Image of Gore Park Fountain
The newly opened Gore Park showing the original fountain, 1860's. HPL Collection

Gore Park , or the Gore on King Street as it was called during the early years of its existence, has been a bone of contention ever since its creation. Concession 2 lot 14, Barton Township was part of the original Crown Grant to John Askin on July 10, 1801. He sold to Nathaniel Hughson senior who sold to James Durand around 1806.

On January 25, 1816, Durand and his wife sold off their land to George Hamilton and left town.

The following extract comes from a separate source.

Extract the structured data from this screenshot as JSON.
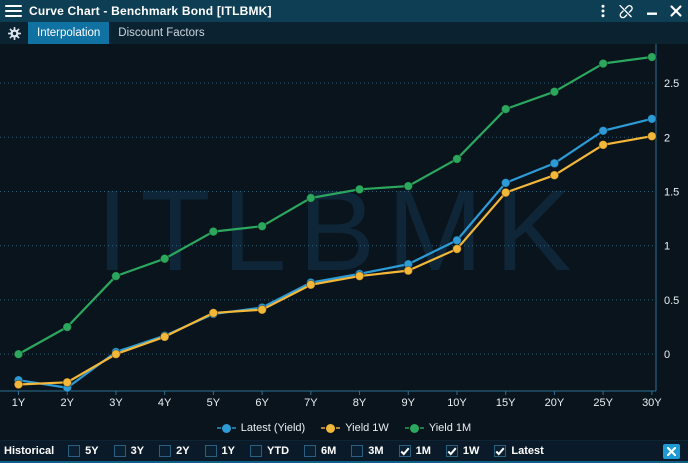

Hamilton became a ceaseless promoter of his new town. He actively encouraged settlement and busied himself laying out streets and planning a town centred on the Courthouse Square. He also owned a strangely shaped piece of land, which, when combined with a similar piece to be given by Nathaniel Hughson, would form a Town Square right in the centre of Hamilton. Hughson reneged on his part of the deal and this triangular gore of land just stayed undeveloped and soon turned into quite an eyesore in the middle of town.

The centre of what was usually a disgusting mud hole was used by the adjacent merchants as a dump. The Gore on King Street, as it was called, was now a major problem.

In 1833 council voted to take possession of it as the site for a market and in an early form of expropriation, planted a stake there to signify their intention. A copy of their resolution was sent to George Hamilton. On receipt of the resolution, George Hamilton launched a lawsuit against the city to prevent this usage of the land. He won and the city halted their expropriation, scrapped their development plans and paid the court costs of £21.5.5.

George Hamilton died intestate in 1836 and his eldest son Robert Jarvis Hamilton returned from Texas to take over.